8.27.13. Using Digital Globe PAN images

The bathymetry mode can be used with Digital Globe PAN images as well, though likely the water bottom may not be as transparent in this case as for the Green band.

Yet, if desired to do so, a modification is necessary if the mask for pixels above water is obtained not from the PAN image itself, but from a band of the corresponding multispectral image, because those are acquired with different sensors.

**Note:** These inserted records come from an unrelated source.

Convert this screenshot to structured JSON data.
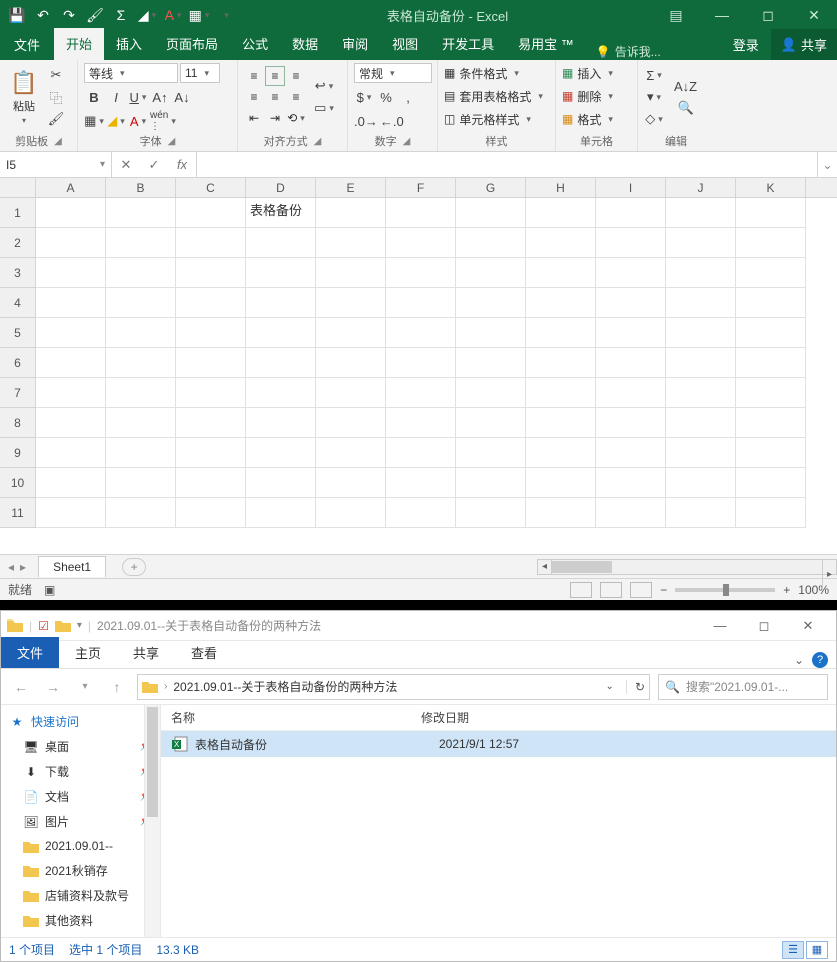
{
  "excel": {
    "title": "表格自动备份 - Excel",
    "tabs": {
      "file": "文件",
      "home": "开始",
      "insert": "插入",
      "layout": "页面布局",
      "formulas": "公式",
      "data": "数据",
      "review": "审阅",
      "view": "视图",
      "dev": "开发工具",
      "addin": "易用宝 ™"
    },
    "tellme": "告诉我...",
    "login": "登录",
    "share": "共享",
    "groups": {
      "clipboard": "剪贴板",
      "font": "字体",
      "align": "对齐方式",
      "number": "数字",
      "styles": "样式",
      "cells": "单元格",
      "editing": "编辑"
    },
    "paste": "粘贴",
    "fontName": "等线",
    "fontSize": "11",
    "numberFormat": "常规",
    "styleItems": {
      "cond": "条件格式",
      "table": "套用表格格式",
      "cell": "单元格样式"
    },
    "cellItems": {
      "insert": "插入",
      "delete": "删除",
      "format": "格式"
    },
    "nameBox": "I5",
    "columns": [
      "A",
      "B",
      "C",
      "D",
      "E",
      "F",
      "G",
      "H",
      "I",
      "J",
      "K"
    ],
    "rowCount": 11,
    "cellD1": "表格备份",
    "sheet": "Sheet1",
    "status": {
      "ready": "就绪",
      "zoom": "100%"
    }
  },
  "explorer": {
    "titlePath": "2021.09.01--关于表格自动备份的两种方法",
    "tabs": {
      "file": "文件",
      "home": "主页",
      "share": "共享",
      "view": "查看"
    },
    "breadcrumb": "2021.09.01--关于表格自动备份的两种方法",
    "searchPlaceholder": "搜索\"2021.09.01-...",
    "nav": {
      "quick": "快速访问",
      "items": [
        {
          "label": "桌面",
          "pin": true,
          "icon": "desktop"
        },
        {
          "label": "下载",
          "pin": true,
          "icon": "download"
        },
        {
          "label": "文档",
          "pin": true,
          "icon": "doc"
        },
        {
          "label": "图片",
          "pin": true,
          "icon": "pic"
        },
        {
          "label": "2021.09.01--",
          "pin": false,
          "icon": "folder"
        },
        {
          "label": "2021秋销存",
          "pin": false,
          "icon": "folder"
        },
        {
          "label": "店铺资料及款号",
          "pin": false,
          "icon": "folder"
        },
        {
          "label": "其他资料",
          "pin": false,
          "icon": "folder"
        }
      ]
    },
    "cols": {
      "name": "名称",
      "date": "修改日期"
    },
    "file": {
      "name": "表格自动备份",
      "date": "2021/9/1 12:57"
    },
    "status": {
      "count": "1 个项目",
      "sel": "选中 1 个项目",
      "size": "13.3 KB"
    }
  }
}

Starting with a multispectral image mask, one has to first increase its resolution by a factor of 4 to make it comparable to the PAN image, then crop about 50 columns on the left, and further crop or extend the scaled mask to match the PAN image dimensions.

ASP provides a tool for doing this, which can be called as:

scale_bathy_mask.py ms_mask.tif pan_image.tif output_pan_mask.tif

Any warnings about srcwin ... falls partially outside raster extent should be ignored. GDAL will correctly pad the scaled mask with no-data values if it has to grow it to match the PAN image.

To verify that the PAN image and obtained scaled PAN mask agree, overlay them in stereo_gui, by choosing from the top menu the option View->Single window.

It is not clear if the number of columns to remove on the left should be 50 or 48 pixels. It appears that 50 pixels works better for WV03 while 48 pixels may be appropriate for WV02. These were observed to result in a smaller shift among these images. The default is 50. If desired to experiment with another amount, pass that one as an additional argument to the tool, after the output PAN mask.

8.27.14. Using non-Digital Globe images

Stereo with bathymetry was tested with RPC cameras. In fact, the above examples can be re-run by just replacing dg with rpc for the -t option. (It is suggested that the shoreline shapefile and the water plane be redone for the RPC case. It is expected that the results will change to a certain extent.)

Experiments were also done with pinhole cameras (using the nadirpinhole session) with both raw and mapprojected images, and using the alignment methods ‘epipolar’, ‘affineepipolar’, ‘homography’, and ‘none’, giving plausible results.

8.27.15. Effect of bathymetry correction on the output DEM

It is instructive to compare the DEMs with and without the bathymetry correction.

The bathymetry correction results in the points in the output triangulated cloud being pushed “down”, as the rays emanating from the cameras become “steeper” after meeting the water.

Yet, a DEM is obtained by binning and doing weighted averaging of the points in the cloud. It can happen that with the bathymetry correction on, a point may end up in a different bin than with it off, with the result being that a handful of heights in the bathymetry-corrected DEM can be slightly above the same heights in the DEM without the correction, which is counter-intuitive.

This however will happen only close to the water-land interface and is an expected gridding artifact. (A different DEM grid size may result in the artifacts changing location and magnitude.)